Of dat artikel een antwoord was aan Ewald Engelen, of gewoon een column in een reeks van willekeurige columns, weet ik niet, maar, voor zover het badinerend bedoeld was werd dat badinerende karakter toch door twee zaken getemperd.
Rob Wijnberg was zelf van mening "Ook zetten ze, in mijn ogen terecht, vol in op duurzaamheid: 40 procent in 2020, 100 procent in 2050 - geen partij die, voor zover ik weet, de lat hoger legt dan dat."
Vervolgens regende het halleluja-bijdragen van leden.
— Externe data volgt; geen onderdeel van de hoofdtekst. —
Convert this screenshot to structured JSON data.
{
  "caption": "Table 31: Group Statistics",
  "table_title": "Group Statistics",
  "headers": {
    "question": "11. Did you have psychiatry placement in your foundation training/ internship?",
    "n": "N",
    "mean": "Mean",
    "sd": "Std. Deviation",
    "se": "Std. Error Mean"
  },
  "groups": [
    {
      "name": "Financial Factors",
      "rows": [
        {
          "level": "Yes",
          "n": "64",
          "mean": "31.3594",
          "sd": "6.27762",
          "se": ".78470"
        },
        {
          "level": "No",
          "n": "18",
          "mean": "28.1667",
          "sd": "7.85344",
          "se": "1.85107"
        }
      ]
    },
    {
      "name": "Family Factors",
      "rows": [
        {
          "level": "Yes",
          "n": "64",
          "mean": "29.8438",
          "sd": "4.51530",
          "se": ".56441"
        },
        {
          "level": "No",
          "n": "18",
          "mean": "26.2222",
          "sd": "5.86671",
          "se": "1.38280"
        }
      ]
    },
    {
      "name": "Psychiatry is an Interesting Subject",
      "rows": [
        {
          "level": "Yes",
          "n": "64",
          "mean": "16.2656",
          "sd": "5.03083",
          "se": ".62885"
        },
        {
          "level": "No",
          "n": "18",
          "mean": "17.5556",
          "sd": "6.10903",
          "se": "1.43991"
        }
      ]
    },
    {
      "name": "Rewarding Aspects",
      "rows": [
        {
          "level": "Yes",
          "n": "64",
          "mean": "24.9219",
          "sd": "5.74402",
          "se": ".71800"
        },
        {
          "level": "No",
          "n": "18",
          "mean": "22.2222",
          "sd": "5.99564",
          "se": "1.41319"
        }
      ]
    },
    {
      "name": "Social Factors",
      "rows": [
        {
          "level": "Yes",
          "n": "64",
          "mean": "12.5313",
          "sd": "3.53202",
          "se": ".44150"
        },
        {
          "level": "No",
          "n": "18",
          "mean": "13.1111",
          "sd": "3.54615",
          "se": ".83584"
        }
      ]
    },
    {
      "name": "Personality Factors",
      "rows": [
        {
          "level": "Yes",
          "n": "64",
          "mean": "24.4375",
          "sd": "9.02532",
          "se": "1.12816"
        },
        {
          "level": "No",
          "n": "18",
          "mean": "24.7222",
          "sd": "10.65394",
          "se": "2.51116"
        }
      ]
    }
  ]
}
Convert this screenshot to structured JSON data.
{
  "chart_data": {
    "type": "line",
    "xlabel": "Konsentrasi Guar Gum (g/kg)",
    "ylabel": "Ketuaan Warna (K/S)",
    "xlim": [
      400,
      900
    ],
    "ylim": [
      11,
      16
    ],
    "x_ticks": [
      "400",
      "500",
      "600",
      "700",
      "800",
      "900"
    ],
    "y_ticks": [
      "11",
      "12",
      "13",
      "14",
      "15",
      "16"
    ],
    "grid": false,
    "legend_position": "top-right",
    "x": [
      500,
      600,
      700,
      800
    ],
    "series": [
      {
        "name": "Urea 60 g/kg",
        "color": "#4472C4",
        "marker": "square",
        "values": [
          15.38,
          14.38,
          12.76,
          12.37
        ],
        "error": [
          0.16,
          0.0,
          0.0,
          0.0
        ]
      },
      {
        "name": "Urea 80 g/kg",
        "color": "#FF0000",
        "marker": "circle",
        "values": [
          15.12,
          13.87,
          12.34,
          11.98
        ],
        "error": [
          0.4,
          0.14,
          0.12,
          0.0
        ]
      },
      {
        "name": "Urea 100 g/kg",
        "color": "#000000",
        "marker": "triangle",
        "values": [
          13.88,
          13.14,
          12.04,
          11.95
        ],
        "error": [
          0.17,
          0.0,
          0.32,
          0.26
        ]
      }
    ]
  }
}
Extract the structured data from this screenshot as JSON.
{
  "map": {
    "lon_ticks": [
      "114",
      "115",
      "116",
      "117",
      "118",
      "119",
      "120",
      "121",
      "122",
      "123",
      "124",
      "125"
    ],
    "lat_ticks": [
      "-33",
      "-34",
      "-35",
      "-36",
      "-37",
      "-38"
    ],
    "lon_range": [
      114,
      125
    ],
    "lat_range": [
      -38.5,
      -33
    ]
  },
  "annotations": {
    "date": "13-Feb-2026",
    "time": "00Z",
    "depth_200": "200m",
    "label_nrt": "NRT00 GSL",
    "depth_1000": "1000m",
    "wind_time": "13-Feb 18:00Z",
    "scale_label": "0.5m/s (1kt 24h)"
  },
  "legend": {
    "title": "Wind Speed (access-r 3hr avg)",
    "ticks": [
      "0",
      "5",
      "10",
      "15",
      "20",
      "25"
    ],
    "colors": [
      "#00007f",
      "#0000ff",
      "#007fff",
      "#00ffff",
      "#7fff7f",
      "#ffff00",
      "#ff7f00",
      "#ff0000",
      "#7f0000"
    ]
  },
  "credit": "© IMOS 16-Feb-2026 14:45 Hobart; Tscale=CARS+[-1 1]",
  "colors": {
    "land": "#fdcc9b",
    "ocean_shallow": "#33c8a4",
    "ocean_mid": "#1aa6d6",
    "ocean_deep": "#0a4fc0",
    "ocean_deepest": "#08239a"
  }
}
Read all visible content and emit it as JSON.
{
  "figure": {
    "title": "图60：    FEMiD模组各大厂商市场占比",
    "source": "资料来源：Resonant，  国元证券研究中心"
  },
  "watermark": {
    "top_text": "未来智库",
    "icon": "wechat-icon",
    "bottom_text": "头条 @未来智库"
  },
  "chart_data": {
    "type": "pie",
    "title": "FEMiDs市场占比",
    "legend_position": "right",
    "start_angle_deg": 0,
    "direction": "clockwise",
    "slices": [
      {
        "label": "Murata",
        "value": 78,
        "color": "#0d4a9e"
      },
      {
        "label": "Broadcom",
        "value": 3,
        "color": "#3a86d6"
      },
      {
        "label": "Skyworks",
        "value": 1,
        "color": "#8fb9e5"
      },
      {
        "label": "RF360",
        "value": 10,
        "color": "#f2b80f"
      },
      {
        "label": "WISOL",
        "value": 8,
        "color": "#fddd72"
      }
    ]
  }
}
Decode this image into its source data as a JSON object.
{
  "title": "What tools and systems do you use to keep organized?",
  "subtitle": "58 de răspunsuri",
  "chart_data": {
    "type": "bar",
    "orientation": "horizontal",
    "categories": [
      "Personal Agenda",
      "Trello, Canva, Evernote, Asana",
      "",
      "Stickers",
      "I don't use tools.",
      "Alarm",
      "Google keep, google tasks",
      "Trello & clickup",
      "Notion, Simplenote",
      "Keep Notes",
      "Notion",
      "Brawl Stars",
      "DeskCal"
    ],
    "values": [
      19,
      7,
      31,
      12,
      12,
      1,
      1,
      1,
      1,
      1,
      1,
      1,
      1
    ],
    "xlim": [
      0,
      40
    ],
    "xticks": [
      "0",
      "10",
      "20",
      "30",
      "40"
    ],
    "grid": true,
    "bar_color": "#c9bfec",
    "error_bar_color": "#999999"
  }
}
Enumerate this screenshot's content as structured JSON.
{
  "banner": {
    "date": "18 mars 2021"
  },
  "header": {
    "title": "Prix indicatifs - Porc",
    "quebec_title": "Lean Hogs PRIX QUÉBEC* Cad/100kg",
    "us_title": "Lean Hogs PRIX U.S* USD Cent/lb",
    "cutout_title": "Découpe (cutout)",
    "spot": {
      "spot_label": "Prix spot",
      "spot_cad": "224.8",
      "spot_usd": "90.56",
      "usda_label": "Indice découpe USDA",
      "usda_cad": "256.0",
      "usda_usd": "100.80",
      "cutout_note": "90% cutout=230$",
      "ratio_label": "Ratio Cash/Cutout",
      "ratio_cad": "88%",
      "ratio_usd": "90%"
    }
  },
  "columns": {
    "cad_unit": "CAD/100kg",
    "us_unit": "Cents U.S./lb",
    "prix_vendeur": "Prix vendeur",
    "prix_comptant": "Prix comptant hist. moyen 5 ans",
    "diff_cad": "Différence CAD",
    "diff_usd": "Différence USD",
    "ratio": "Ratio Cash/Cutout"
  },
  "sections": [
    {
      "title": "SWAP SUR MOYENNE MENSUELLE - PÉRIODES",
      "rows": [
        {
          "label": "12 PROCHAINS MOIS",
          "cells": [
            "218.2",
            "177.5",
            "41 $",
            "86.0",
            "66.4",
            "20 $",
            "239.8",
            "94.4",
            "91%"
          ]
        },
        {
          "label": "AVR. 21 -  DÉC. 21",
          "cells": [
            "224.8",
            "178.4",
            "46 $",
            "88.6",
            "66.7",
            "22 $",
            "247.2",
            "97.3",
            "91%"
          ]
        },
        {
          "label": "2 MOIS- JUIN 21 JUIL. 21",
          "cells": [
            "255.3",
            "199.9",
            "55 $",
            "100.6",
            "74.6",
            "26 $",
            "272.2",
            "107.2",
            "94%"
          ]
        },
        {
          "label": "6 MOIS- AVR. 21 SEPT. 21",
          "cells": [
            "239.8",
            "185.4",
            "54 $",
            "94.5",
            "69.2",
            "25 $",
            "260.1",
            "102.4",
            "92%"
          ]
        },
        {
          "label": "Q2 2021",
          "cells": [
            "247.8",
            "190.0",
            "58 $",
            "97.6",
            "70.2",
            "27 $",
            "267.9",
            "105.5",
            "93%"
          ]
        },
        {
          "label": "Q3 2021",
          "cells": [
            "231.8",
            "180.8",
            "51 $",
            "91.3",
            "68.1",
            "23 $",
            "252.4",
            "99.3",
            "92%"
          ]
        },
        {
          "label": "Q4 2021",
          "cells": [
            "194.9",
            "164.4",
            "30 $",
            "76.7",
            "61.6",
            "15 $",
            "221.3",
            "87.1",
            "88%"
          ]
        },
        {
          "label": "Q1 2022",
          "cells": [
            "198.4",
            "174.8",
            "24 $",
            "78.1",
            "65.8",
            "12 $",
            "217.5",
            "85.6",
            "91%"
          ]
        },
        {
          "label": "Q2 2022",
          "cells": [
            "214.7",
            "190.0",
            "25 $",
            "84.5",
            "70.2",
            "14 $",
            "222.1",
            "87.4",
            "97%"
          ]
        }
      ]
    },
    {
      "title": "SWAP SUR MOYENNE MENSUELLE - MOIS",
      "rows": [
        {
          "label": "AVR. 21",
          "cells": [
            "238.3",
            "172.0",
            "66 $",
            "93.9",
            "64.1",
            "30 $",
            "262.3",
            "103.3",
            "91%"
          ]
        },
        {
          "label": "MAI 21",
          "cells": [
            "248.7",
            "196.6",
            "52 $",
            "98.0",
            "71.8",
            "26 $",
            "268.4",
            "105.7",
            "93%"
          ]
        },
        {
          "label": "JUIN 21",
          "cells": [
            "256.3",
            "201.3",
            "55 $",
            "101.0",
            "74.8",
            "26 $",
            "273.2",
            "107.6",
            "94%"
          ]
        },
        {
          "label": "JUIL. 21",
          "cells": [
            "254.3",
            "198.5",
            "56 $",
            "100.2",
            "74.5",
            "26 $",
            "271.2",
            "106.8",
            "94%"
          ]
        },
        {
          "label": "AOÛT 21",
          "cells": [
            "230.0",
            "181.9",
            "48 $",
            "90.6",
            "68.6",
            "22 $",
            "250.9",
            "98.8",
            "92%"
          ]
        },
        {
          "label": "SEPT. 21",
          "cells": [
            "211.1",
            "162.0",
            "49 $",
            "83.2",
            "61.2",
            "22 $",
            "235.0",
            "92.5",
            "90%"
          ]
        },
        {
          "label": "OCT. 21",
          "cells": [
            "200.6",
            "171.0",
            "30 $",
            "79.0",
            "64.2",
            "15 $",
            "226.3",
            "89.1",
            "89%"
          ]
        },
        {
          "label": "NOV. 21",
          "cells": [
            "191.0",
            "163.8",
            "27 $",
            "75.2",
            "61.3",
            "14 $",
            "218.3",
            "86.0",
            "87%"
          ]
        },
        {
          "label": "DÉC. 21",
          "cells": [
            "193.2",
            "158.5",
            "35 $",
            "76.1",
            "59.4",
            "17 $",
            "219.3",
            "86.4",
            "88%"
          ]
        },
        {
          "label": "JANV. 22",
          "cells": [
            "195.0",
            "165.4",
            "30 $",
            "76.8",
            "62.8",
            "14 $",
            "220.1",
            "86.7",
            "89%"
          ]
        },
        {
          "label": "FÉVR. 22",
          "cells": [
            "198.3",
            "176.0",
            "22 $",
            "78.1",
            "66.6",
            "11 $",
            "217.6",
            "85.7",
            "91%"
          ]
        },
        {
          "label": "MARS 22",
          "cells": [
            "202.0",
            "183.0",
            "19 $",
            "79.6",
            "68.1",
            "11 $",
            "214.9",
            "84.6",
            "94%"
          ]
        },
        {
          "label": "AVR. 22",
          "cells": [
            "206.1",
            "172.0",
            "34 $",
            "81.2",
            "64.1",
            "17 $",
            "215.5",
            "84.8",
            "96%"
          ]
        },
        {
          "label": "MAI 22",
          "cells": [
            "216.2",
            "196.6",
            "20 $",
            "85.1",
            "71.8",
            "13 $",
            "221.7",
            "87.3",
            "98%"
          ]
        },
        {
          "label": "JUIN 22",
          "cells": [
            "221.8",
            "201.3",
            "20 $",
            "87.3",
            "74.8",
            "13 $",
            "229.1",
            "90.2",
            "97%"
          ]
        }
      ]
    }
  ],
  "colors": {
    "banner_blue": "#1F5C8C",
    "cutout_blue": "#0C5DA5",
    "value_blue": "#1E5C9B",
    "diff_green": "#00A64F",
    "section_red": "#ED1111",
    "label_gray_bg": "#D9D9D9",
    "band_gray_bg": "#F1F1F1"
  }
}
Ik zou graag willen weten wat duurzaamheid inhoudt, en wat die inzet precies van ons vraagt. Volgens Rob Wijnberg betekent dat "duurzame energie, bescherming van het milieu, herdefiniëring van welvaart in welzijn." Later "preciseerde" hij dat nog eens: "het voorzien in de behoeften en aspiraties van een samenleving in het heden op een manier die het voorzien in de behoeften en aspiraties van een samenleving in de toekomst niet in gevaar brengt."

Een lid droeg zijn steentje bij: "Als je een vis of ei eet, is die vis of dat ei zelf niet letterlijk duurzaam, maar een duurzaam geproduceerde vis of idem ei komt uit een productieketen die er op een verantwoorde wijze voor zorgt dat de productie in stand gehouden wordt ..."
Juist ja.
En weet die vis dat?

Een ander lid vond dat het landschap van zijn vader veel aangenamer was dan het landschap waar hij het mee moest doen.

Hetgeen mij deed vermoeden dat deze denkwijze gevoed wordt door een behoorlijke portie nostalgie: het tuinpad van mijn vader - hetzij het liedje van Wim Sonneveld, hetzij dat overigens mooie plaatjesboek van Rien Poortvliet.
Die gedachte werd voor mij angstaanjagende bewaarheid toen er een artikel van Rutger Bregman verscheen over de voordelen van een uitdijende overheid. Dat artikel werd geïllustreerd met foto's. Geen foto's die aangaven waar er te weinig overheid was. Die foto's brachten de overheid überhaupt niet in beeld. Nee, een aantal, ook beslist weer mooie plaatjes van (kapitalistische!) productiviteit uit de eerste helft van de vorige eeuw.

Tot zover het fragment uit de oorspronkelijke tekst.